Google's Project Astra demo resembles what we witnessed during OpenAI's surprise GPT-40 demo yesterday. However, unlike OpenAI's live demo with a few hiccups, Google's version is not live, so it doesn't risk errors in front of the audience.
Project Astra is new and its here. It's designed as a universal agent to assist with everyday tasks, which is why Gemini is becoming multimodal, according to Demis. Astra aims to be "a universal AI agent that can genuinely assist in everyday life." This is Google's response to the recent upgrades to ChatGPT.
Google DeepMind CEO Demis Hassabis is making his first appearance at I/O. He's introducing Gemini 1.5 Flash, which is aimed at being speedy and cost-effective when used on a large scale. Compared to the Pro model, Flash is lighter but still efficient in terms of speed and cost. Both versions support up to 1 million tokens.

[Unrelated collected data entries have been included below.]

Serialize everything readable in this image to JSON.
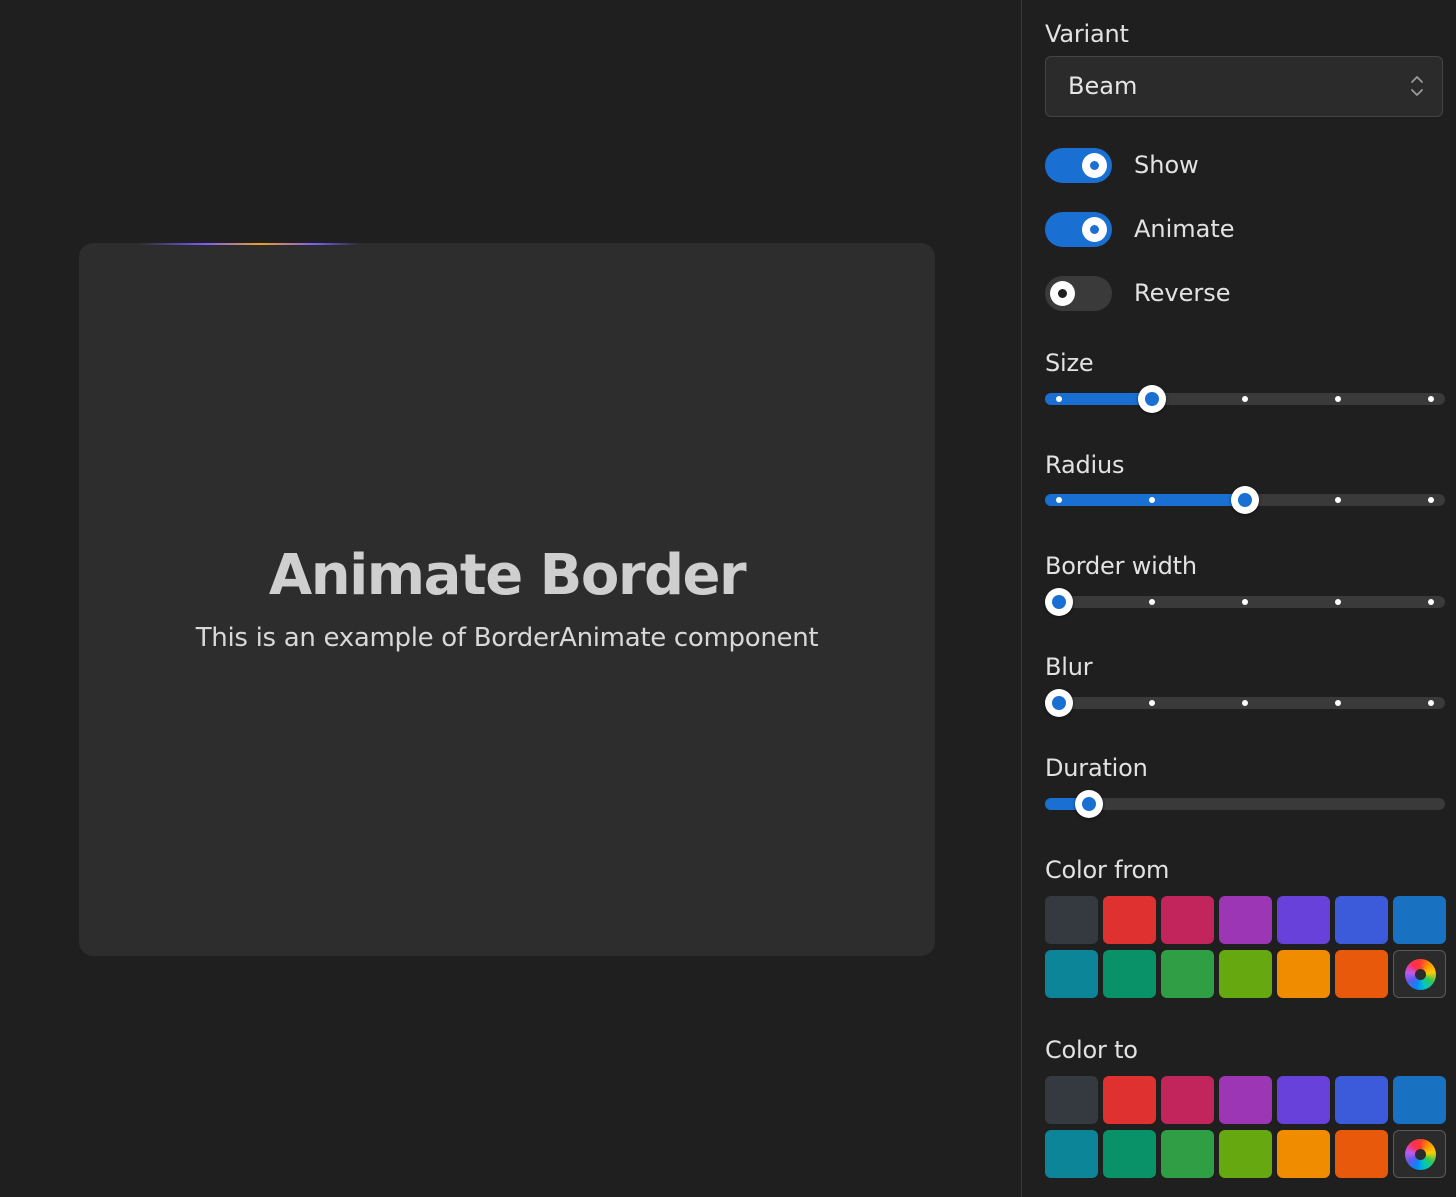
{
  "preview": {
    "title": "Animate Border",
    "subtitle": "This is an example of BorderAnimate component"
  },
  "controls": {
    "variant": {
      "label": "Variant",
      "value": "Beam"
    },
    "toggles": [
      {
        "label": "Show",
        "on": true
      },
      {
        "label": "Animate",
        "on": true
      },
      {
        "label": "Reverse",
        "on": false
      }
    ],
    "sliders": [
      {
        "label": "Size",
        "value_fraction": 0.25,
        "steps": 5
      },
      {
        "label": "Radius",
        "value_fraction": 0.5,
        "steps": 5
      },
      {
        "label": "Border width",
        "value_fraction": 0.0,
        "steps": 5
      },
      {
        "label": "Blur",
        "value_fraction": 0.0,
        "steps": 5
      },
      {
        "label": "Duration",
        "value_fraction": 0.08,
        "steps": 0
      }
    ],
    "color_from": {
      "label": "Color from"
    },
    "color_to": {
      "label": "Color to"
    },
    "palette": [
      "#343a40",
      "#e03131",
      "#c2255c",
      "#9c36b5",
      "#6741d9",
      "#3b5bdb",
      "#1971c2",
      "#0c8599",
      "#099268",
      "#2f9e44",
      "#66a80f",
      "#f08c00",
      "#e8590c"
    ]
  },
  "colors": {
    "accent": "#1a6fd2",
    "card_bg": "#2d2d2d",
    "page_bg": "#1f1f1f"
  }
}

In a demo, Josh Woodward showcased audio overviews, where you can compile various files to create a personalized audio guide. This demonstrates the real-time, multimodal audio capabilities that OpenAI presented last night. Language Learning Models (LLMs) are evolving beyond simple chatbots into more sophisticated assistants. Users can interrupt Gemini AI to provide personalized examples, like basketball for Woodward's son, who loves the sport.
Gemini Advanced with the one million context window is out now in 35 languages. Google has also introduced Gemini 1.5 Pro with two million tokens. In AI models, a "token" refers to a single unit of text, typically a word or a subword, that the model processes. A "context window" is a specified number of tokens that the model considers at a time when making predictions or generating output.